Neo Technology Announces Release of Neo4j version 2.0 Graph Database Platform; Notes Use of Neo4j By Zephyr Health

Neo Technology today announced the release in general availability of version 2.0 of its graph database technology platform, Neo4j. The Neo4j graph database platform enables users to find connections between and amongst data points in high velocity and variety datasets “where the relationships between constituent data points are so numerous and dynamic that they cannot easily be captured within a manageable schema or relational database structure. Graph databases contain “nodes” or “vertices” and “edges” that indicate relationships between the different vertices/nodes.” Neo4j 2.0 features the addition of three notable features: (1) labels are now part of the data model and allow data scientists and developers to tag and index data for the purpose of more effectively understanding relationships between datasets; (2) enhancements to Cypher, the declarative query language used for the development of Neo4j graph applications; and (3) an interactive browser and query environment with a visual interface for data discovery.

Today, Neo Technology also announced that Zephyr Health is using Neo4j to power its cloud-based analytics platform:

The Zephyr analytics platform allows pharmaceutical makers, medical device manufacturers, and other health care customers, to discover unique connections across their data that can advance their R&D, clinical trials, and marketing. For instance, Zephyr’s engine helps pharmaceutical companies find the right doctors for a clinical trial by linking private and public data — such as specialty, geography, and clinical trial history.

Zephyr Health chose the Neo4j platform as the basis for its big data analytics environment because of its need to make connections between disparate data sets in real-time, as well as the highly dynamic nature of its datasets about hospitals and physicians. According to Neo Technology’s press release, Neo4j has effectively scaled in conjunction with the exponential growth of Zephyr’s datasets and delivered a solution that allows Zephyr’s business users to “be their own data scientists” by way of its data discovery and interactive browser functionality.

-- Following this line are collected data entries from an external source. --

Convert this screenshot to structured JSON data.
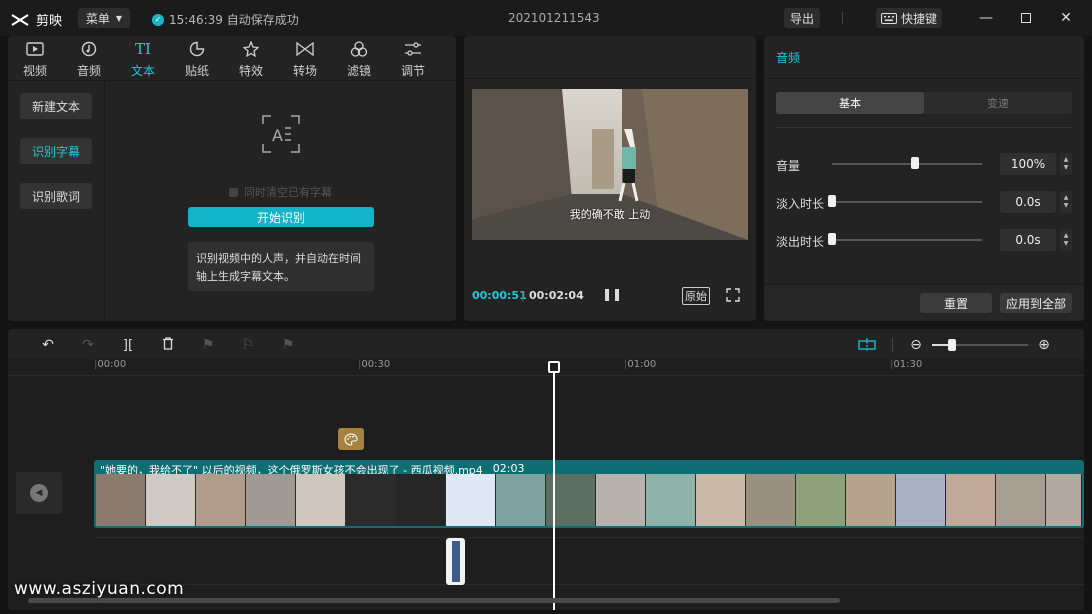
{
  "titlebar": {
    "app_name": "剪映",
    "menu_label": "菜单",
    "save_status": "15:46:39 自动保存成功",
    "project_name": "202101211543",
    "export_label": "导出",
    "shortcut_label": "快捷键"
  },
  "media_tabs": [
    {
      "label": "视频",
      "icon": "video-icon"
    },
    {
      "label": "音频",
      "icon": "audio-icon"
    },
    {
      "label": "文本",
      "icon": "text-icon"
    },
    {
      "label": "贴纸",
      "icon": "sticker-icon"
    },
    {
      "label": "特效",
      "icon": "effects-icon"
    },
    {
      "label": "转场",
      "icon": "transition-icon"
    },
    {
      "label": "滤镜",
      "icon": "filter-icon"
    },
    {
      "label": "调节",
      "icon": "adjust-icon"
    }
  ],
  "text_subnav": {
    "new_text": "新建文本",
    "recognize_subtitle": "识别字幕",
    "recognize_lyrics": "识别歌词"
  },
  "recognize": {
    "clear_checkbox_label": "同时清空已有字幕",
    "start_button": "开始识别",
    "info": "识别视频中的人声，并自动在时间轴上生成字幕文本。"
  },
  "preview": {
    "subtitle": "我的确不敢 上动",
    "current_time": "00:00:51",
    "total_time": "00:02:04",
    "ratio_label": "原始"
  },
  "audio_panel": {
    "title": "音频",
    "tab_basic": "基本",
    "tab_speed": "变速",
    "volume_label": "音量",
    "volume_value": "100%",
    "volume_level": 0.55,
    "fade_in_label": "淡入时长",
    "fade_in_value": "0.0s",
    "fade_out_label": "淡出时长",
    "fade_out_value": "0.0s",
    "reset_label": "重置",
    "apply_all_label": "应用到全部"
  },
  "timeline": {
    "ticks": [
      "00:00",
      "00:30",
      "01:00",
      "01:30"
    ],
    "clip_title": "\"她要的，我给不了\" 以后的视频，这个俄罗斯女孩不会出现了 - 西瓜视频.mp4",
    "clip_duration": "02:03"
  },
  "watermark": "www.asziyuan.com",
  "colors": {
    "accent": "#1ec8d8",
    "clip_track": "#0e6e73",
    "background": "#141414",
    "panel": "#232323"
  }
}
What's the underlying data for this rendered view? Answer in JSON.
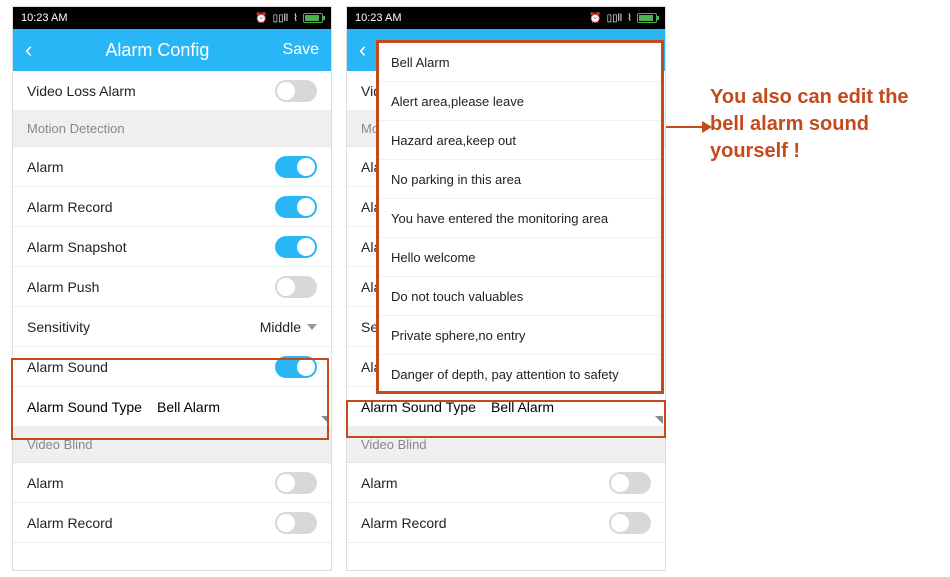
{
  "status": {
    "time": "10:23 AM",
    "alarm": "⏰",
    "signal1": "📶",
    "signal2": "📶",
    "wifi": "📡"
  },
  "nav": {
    "title": "Alarm Config",
    "save": "Save"
  },
  "rows": {
    "videoLossAlarm": "Video Loss Alarm",
    "sectionMotion": "Motion Detection",
    "alarm": "Alarm",
    "alarmRecord": "Alarm Record",
    "alarmSnapshot": "Alarm Snapshot",
    "alarmPush": "Alarm Push",
    "sensitivity": "Sensitivity",
    "sensitivityValue": "Middle",
    "alarmSound": "Alarm Sound",
    "alarmSoundType": "Alarm Sound Type",
    "alarmSoundTypeValue": "Bell Alarm",
    "sectionVideoBlind": "Video Blind"
  },
  "dropdown": [
    "Bell Alarm",
    "Alert area,please leave",
    "Hazard area,keep out",
    "No parking in this area",
    "You have entered the monitoring area",
    "Hello welcome",
    "Do not touch valuables",
    "Private sphere,no entry",
    "Danger of depth, pay attention to safety"
  ],
  "annotation": "You also can edit the bell alarm sound yourself !",
  "phone2rows": {
    "videoStub": "Video",
    "motionStub": "Motio",
    "alarmStub": "Alarm",
    "sensiStub": "Sensit"
  }
}
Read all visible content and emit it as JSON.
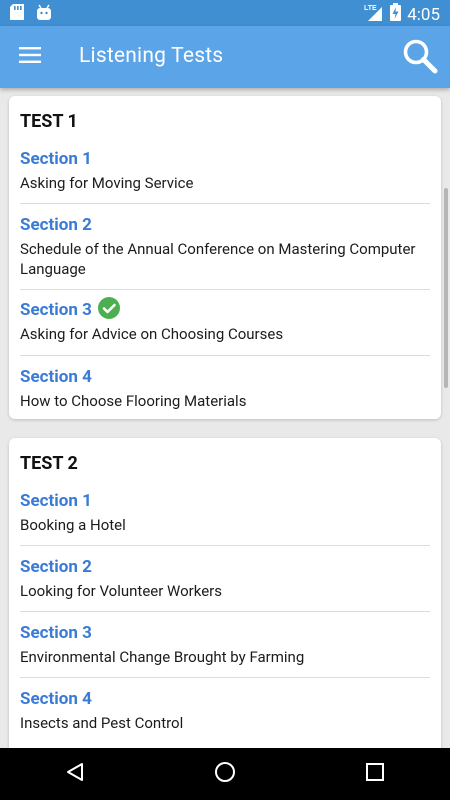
{
  "status_bar": {
    "time": "4:05",
    "network": "LTE",
    "battery": "charging"
  },
  "app_bar": {
    "title": "Listening Tests",
    "menu_icon": "hamburger-menu-icon",
    "search_icon": "search-icon"
  },
  "tests": [
    {
      "title": "TEST 1",
      "sections": [
        {
          "label": "Section 1",
          "description": "Asking for Moving Service",
          "completed": false
        },
        {
          "label": "Section 2",
          "description": "Schedule of the Annual Conference on Mastering Computer Language",
          "completed": false
        },
        {
          "label": "Section 3",
          "description": "Asking for Advice on Choosing Courses",
          "completed": true
        },
        {
          "label": "Section 4",
          "description": "How to Choose Flooring Materials",
          "completed": false
        }
      ]
    },
    {
      "title": "TEST 2",
      "sections": [
        {
          "label": "Section 1",
          "description": "Booking a Hotel",
          "completed": false
        },
        {
          "label": "Section 2",
          "description": "Looking for Volunteer Workers",
          "completed": false
        },
        {
          "label": "Section 3",
          "description": "Environmental Change Brought by Farming",
          "completed": false
        },
        {
          "label": "Section 4",
          "description": "Insects and Pest Control",
          "completed": false
        }
      ]
    }
  ],
  "colors": {
    "app_bar": "#5ba4e8",
    "status_bar": "#3f8fd2",
    "section_link": "#3a7bd5",
    "check": "#4caf50"
  }
}
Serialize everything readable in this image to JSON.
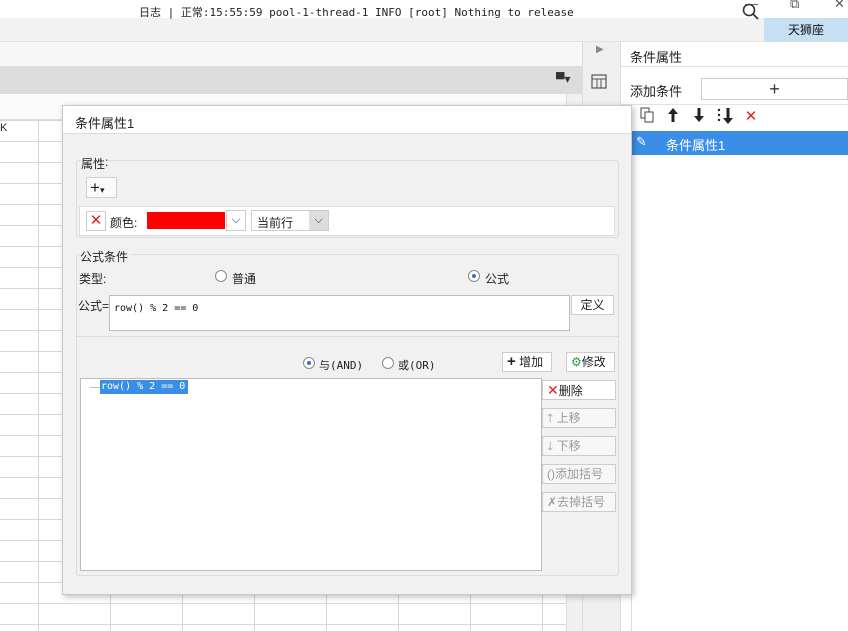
{
  "window": {
    "controls": [
      "—",
      "⧉",
      "✕"
    ]
  },
  "logbar": {
    "text": "日志 | 正常:15:55:59 pool-1-thread-1 INFO [root] Nothing to release",
    "user": "天狮座"
  },
  "sheet": {
    "column_label": "K"
  },
  "right_panel": {
    "title": "条件属性",
    "add_label": "添加条件",
    "add_button": "+",
    "toolbar_icons": [
      "copy-icon",
      "arrow-up-icon",
      "arrow-down-icon",
      "move-bottom-icon",
      "delete-icon"
    ],
    "selected_item": "条件属性1"
  },
  "dialog": {
    "title": "条件属性1",
    "property_section": "属性",
    "add_property_button": "+",
    "color_label": "颜色:",
    "color_value": "#ff0000",
    "scope_value": "当前行",
    "formula_section": "公式条件",
    "type_label": "类型:",
    "type_options": [
      "普通",
      "公式"
    ],
    "selected_type": "公式",
    "formula_label": "公式=",
    "formula_value": "row() % 2 == 0",
    "define_button": "定义",
    "and_label": "与(AND)",
    "or_label": "或(OR)",
    "add_button": "增加",
    "modify_button": "修改",
    "delete_button": "删除",
    "move_up_button": "上移",
    "move_down_button": "下移",
    "add_bracket_button": "添加括号",
    "remove_bracket_button": "去掉括号",
    "condition_items": [
      "row() % 2 == 0"
    ]
  }
}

Zephyr Health’s adoption of Neo4j represents just one data point on a larger canvas of enterprise adoption of Neo4j as illustrated below:

The verticals from left to right illustrate Neo4j’s adoption in industries over and beyond verticals that traditionally use graph databases such as social media, online data and transportation. The larger point here is that, graph database technology—whether via Apache Giraph, Neo4j or otherwise—has arrived within the enterprise as a means of managing relationships between richly associative, dynamic, multivalent datasets in ways that enable connections and the inference of probabilistic relationships between nodes within the graph in ways that exceed the analytic capabilities of relational databases. The industry should expect use cases such as Zephyr Health’s elaboration on its use of Neo4j to proliferate as users of graph database technologies becoming increasingly comfortable explaining its business value and significance.